Interview mit Philipp Pelzer: "Ich habe sehr lange mit mir gerungen"
Interview im Klassenzimmer: Der neue Schulleiter Philipp Pelzer im Gespräch mit RP-Redakteurin Antje Seemann. FOTO: Thomas Binn
Geldern. Fünf Jahre war die Marienschule in Nieukerk ohne Rektor, jetzt kommt Philipp Pelzer. Schulleitermangel ist deutschlandweit ein Problem.

Der 36-jährige Philipp Pelzer ist aufgewachsen in Winnekendonk, lebt in Geldern, war vorher Lehrer in Neukirchen-Vluyn. Jetzt tritt er ein neues Amt an, und zwar das des Schulleiters. Besonders an Grundschulen fehlt oft ein Rektor - für viele ist der Posten nicht attraktiv. Pelzer will es trotzdem machen.

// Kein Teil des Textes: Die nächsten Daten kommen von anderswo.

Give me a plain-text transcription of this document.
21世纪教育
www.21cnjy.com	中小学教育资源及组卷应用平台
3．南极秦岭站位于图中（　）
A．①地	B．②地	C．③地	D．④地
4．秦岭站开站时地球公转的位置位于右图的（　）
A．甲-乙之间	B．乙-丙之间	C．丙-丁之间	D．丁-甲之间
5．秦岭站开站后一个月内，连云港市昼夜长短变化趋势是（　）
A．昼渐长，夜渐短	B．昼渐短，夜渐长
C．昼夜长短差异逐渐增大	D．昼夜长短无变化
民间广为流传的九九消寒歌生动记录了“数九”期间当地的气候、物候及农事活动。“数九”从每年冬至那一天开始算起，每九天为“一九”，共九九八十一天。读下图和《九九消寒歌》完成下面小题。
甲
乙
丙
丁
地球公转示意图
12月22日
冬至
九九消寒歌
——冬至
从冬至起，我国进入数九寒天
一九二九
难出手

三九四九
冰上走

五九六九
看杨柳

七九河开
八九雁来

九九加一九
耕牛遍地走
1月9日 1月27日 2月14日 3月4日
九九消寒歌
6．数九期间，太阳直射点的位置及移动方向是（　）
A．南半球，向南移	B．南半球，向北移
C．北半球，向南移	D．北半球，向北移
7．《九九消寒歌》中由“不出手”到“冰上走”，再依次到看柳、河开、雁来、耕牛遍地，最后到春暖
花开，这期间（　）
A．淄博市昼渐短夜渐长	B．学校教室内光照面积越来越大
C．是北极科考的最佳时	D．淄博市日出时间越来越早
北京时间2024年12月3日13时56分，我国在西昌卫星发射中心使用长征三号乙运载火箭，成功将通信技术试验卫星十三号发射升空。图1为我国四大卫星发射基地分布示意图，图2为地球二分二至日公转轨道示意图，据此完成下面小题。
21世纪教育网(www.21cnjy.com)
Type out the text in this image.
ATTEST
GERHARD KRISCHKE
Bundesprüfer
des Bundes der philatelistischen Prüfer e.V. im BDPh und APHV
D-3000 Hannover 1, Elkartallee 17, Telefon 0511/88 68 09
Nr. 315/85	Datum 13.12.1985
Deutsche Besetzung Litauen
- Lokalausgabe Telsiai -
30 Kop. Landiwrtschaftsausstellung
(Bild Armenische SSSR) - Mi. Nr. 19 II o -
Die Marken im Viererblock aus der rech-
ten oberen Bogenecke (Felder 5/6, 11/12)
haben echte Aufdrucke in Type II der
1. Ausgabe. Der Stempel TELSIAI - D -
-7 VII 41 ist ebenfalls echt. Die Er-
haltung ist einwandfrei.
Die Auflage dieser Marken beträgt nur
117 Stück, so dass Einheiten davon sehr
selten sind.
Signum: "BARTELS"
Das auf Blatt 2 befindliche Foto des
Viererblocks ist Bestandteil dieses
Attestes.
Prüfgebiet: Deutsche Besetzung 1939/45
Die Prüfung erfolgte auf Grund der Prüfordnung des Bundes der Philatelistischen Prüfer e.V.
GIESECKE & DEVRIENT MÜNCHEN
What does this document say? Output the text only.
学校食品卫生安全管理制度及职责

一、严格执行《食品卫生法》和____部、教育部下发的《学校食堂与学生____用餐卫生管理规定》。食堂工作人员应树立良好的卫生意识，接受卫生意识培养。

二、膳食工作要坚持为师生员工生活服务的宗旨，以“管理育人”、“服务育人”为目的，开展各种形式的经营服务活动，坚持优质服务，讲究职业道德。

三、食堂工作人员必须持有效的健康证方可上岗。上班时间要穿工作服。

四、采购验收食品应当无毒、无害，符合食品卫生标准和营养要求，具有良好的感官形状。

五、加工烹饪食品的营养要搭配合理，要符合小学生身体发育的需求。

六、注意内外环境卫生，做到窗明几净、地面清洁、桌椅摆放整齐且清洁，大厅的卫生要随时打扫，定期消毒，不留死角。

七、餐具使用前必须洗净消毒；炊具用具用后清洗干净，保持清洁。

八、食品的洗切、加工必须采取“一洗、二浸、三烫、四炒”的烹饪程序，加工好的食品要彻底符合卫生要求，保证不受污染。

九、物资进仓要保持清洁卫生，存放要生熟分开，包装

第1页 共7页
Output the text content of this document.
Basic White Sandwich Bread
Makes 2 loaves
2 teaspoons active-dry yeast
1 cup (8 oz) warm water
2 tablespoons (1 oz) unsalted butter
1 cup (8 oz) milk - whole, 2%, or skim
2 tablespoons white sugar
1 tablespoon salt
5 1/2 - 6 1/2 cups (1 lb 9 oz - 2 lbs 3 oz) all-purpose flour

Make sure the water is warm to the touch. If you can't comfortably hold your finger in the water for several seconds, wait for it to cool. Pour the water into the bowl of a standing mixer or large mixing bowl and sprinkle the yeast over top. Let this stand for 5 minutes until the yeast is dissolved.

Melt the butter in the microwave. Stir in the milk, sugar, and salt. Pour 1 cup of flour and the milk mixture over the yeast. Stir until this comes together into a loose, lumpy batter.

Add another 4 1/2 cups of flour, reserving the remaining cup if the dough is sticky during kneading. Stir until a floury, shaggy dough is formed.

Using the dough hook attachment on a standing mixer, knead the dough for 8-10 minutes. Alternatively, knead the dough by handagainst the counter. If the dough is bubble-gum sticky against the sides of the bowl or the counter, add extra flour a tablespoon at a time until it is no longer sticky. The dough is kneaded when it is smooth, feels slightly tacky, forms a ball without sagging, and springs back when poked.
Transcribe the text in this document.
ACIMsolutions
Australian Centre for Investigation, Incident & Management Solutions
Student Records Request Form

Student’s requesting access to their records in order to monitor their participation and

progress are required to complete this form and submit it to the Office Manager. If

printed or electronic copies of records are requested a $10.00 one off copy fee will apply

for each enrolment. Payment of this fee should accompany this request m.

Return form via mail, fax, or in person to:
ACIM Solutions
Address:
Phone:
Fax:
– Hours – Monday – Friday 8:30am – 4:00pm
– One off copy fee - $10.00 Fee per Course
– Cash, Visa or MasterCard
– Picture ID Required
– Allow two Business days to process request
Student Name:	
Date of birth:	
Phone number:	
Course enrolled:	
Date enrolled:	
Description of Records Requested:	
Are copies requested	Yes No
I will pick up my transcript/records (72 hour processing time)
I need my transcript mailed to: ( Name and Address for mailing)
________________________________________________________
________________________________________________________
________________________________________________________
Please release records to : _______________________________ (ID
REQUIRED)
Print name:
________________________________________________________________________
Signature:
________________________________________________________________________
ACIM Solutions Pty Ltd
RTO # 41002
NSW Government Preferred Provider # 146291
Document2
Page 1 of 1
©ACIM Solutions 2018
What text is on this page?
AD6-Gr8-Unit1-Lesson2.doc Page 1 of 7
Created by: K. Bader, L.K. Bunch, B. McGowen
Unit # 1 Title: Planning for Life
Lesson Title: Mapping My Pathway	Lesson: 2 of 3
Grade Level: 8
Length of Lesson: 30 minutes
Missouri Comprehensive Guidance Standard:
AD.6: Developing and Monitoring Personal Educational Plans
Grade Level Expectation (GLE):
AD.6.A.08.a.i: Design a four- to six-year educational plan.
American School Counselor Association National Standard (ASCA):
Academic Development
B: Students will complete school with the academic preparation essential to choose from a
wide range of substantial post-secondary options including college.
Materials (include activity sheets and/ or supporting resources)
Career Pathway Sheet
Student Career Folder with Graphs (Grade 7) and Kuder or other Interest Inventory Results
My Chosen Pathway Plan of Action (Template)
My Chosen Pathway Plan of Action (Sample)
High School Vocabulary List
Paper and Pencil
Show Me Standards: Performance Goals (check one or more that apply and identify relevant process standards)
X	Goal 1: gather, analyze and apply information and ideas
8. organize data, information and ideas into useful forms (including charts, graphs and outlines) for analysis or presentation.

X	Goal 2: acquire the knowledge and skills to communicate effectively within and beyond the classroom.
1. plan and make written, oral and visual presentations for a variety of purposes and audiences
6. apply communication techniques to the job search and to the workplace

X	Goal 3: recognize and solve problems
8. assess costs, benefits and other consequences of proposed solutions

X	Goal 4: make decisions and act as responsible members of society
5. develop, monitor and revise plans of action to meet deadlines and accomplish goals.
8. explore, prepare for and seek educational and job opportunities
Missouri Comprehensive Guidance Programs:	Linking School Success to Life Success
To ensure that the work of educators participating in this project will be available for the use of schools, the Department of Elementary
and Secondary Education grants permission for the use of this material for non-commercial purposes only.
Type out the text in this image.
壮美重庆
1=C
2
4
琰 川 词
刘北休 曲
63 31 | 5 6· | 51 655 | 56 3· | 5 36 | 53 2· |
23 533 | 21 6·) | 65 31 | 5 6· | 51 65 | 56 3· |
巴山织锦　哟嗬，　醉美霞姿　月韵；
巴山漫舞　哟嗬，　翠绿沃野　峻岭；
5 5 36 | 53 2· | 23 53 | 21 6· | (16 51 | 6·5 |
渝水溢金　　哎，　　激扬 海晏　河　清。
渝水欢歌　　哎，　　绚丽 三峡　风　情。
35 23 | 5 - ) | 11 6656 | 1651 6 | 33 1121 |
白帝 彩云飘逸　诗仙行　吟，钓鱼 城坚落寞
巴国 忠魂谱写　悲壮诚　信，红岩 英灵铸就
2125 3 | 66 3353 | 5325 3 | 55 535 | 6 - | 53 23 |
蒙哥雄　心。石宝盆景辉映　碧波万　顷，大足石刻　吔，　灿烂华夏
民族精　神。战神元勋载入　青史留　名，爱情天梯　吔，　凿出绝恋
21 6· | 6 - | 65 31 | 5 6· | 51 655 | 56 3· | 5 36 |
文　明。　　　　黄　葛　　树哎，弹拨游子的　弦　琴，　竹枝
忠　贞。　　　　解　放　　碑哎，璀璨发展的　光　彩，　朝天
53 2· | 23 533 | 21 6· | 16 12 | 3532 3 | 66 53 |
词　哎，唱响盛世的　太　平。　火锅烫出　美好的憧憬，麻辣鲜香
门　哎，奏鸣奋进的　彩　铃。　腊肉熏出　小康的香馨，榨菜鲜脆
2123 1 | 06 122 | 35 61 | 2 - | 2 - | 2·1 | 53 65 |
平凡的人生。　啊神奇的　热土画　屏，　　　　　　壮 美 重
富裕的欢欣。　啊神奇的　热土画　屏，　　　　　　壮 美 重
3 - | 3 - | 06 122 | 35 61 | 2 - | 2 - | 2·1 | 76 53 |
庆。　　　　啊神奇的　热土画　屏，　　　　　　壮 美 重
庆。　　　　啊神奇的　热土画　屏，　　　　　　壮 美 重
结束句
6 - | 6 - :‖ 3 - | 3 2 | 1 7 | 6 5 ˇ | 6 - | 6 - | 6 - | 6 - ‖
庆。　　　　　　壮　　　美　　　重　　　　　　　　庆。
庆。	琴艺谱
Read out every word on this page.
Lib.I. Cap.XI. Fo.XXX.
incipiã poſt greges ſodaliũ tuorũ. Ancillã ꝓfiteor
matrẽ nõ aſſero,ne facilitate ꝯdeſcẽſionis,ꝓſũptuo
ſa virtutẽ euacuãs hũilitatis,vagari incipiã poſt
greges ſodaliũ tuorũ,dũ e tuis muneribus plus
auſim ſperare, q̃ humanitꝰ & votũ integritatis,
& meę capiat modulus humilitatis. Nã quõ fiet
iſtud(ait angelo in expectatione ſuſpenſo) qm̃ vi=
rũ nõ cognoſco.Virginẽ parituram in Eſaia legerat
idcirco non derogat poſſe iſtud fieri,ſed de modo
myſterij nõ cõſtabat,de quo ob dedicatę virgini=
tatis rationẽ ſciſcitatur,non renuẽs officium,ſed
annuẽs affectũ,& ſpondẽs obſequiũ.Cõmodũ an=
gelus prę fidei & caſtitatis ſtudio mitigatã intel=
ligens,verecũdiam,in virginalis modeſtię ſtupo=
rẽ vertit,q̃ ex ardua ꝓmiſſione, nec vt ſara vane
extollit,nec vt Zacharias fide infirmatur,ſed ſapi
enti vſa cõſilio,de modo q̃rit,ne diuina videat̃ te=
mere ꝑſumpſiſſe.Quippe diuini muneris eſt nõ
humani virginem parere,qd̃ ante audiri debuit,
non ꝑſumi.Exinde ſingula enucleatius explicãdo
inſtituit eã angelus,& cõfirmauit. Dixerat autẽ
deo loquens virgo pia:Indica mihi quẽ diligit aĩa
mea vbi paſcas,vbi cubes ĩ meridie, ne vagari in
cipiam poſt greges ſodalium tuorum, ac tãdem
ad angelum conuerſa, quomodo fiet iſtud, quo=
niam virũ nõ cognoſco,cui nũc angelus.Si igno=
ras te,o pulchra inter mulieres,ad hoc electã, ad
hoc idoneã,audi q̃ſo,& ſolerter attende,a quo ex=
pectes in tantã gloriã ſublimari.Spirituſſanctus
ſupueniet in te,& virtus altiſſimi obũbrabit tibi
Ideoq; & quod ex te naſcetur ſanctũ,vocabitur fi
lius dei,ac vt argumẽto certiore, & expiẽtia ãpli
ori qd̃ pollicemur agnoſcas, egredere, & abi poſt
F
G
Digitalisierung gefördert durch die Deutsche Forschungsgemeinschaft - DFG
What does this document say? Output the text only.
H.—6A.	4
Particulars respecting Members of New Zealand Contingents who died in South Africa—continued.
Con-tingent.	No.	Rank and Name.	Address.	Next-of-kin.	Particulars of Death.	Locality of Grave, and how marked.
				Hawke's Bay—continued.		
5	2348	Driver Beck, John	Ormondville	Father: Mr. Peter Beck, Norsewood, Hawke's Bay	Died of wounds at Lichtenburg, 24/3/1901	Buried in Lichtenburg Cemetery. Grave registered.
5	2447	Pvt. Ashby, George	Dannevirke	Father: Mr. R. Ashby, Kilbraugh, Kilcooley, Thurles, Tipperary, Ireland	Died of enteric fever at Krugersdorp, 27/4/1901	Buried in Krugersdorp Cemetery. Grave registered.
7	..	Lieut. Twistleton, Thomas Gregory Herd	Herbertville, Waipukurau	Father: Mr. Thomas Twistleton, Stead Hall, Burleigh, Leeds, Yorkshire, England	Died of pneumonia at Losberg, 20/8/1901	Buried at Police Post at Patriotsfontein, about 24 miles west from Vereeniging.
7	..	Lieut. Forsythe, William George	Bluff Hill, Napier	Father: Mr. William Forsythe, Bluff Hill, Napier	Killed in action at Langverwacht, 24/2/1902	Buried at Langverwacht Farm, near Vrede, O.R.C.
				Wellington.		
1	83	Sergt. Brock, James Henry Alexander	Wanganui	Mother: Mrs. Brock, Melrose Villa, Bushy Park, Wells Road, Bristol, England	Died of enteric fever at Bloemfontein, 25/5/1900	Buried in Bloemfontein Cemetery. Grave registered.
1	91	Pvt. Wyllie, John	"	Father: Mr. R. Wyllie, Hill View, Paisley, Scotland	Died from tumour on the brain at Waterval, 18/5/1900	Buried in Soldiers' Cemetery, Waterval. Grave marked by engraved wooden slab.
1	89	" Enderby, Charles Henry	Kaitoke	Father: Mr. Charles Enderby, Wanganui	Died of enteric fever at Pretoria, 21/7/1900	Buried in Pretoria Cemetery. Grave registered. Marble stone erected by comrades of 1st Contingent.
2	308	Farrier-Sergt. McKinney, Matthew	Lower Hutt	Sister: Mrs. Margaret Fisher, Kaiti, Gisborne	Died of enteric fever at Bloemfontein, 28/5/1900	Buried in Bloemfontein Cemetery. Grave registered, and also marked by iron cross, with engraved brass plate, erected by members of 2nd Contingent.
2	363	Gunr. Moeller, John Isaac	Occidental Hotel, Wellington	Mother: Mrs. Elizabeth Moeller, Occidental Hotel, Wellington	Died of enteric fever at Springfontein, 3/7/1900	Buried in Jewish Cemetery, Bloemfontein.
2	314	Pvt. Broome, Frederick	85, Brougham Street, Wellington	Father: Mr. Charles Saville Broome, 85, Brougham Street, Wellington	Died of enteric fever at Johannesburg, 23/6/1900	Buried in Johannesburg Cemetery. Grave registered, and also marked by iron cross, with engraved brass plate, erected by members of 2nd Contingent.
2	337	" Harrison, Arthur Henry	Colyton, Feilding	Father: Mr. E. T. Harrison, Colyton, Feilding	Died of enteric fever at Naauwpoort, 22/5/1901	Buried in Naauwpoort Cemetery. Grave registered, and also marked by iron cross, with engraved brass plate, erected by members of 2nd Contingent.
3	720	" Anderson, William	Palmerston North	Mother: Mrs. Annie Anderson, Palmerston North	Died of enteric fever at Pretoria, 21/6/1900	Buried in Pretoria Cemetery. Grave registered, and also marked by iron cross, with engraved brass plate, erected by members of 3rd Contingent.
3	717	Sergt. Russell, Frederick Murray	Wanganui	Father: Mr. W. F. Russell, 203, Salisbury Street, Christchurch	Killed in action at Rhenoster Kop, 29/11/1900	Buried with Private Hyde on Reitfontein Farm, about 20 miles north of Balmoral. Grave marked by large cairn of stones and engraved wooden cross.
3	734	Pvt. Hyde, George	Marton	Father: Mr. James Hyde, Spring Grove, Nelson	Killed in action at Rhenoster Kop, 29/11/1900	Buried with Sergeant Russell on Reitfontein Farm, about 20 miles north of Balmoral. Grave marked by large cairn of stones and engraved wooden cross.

Nach den Sommerferien geht es für Sie los als neuer Rektor der Mariengrundschule in Nieukerk. Für Sie heißt das: Neue Schule, neue Position. Freuen Sie sich auf Ihre neue Aufgabe als Schulleiter?

Philipp Pelzer Ja! Ich habe sehr lange mit mir gerungen, diesen Schritt zu gehen. Und ich habe mich dafür entschieden. Jetzt bin ich freudig und neugierig auf das, was mich erwartet. Es handelt sich ja eigentlich um ein ganz anderes Berufsfeld als das, was ich bisher hauptsächlich gemacht habe.

Ist das auch der Grund, dass sie "gerungen" haben, das zu machen?

Pelzer Meinen Beruf als Lehrer liebe ich sehr. Ich kann mir keinen Alltag vorstellen, der am Schreibtisch ohne die Kinder auskommt. Besonders die Verantwortung für eine Klasse als Klassenlehrer oder für eine Lerngruppe hat mir immer sehr viel bedeutet. Schule ohne Unterrichten ist für mich nicht vorstellbar, auf gar keinen Fall. Aber ich habe auch immer schon Interesse gehabt an bestimmten Verwaltungstätigkeiten in der Schule, die bei anderen Kolleginnen eher unbeliebt sind.

Welche Aufgaben - außer Unterrichten - kommen jetzt auf Sie zu?

Pelzer Stundenplan, Vertretungsplan, Schulstatistik. Ansprechpartner für die Kolleginnen - als Vorgesetzter und in beratender Funktion. Das pädagogische Profil der Schule. Auch an den Personalentscheidungen bin ich maßgeblich beteiligt. Als Hausherr bin ich verantwortlich für Instandhaltung des Gebäudes und die Einhaltung von Sicherheitsbestimmungen.

Die Mariengrundschule war fünf Jahre ohne Schulleiter - nicht die einzige Schule, wo der Posten lange unbesetzt war. Was glauben Sie, welchen Grund es hat, dass heute nur noch wenige Lehrer auch Schulleiter werden wollen - insbesondere an Grundschulen?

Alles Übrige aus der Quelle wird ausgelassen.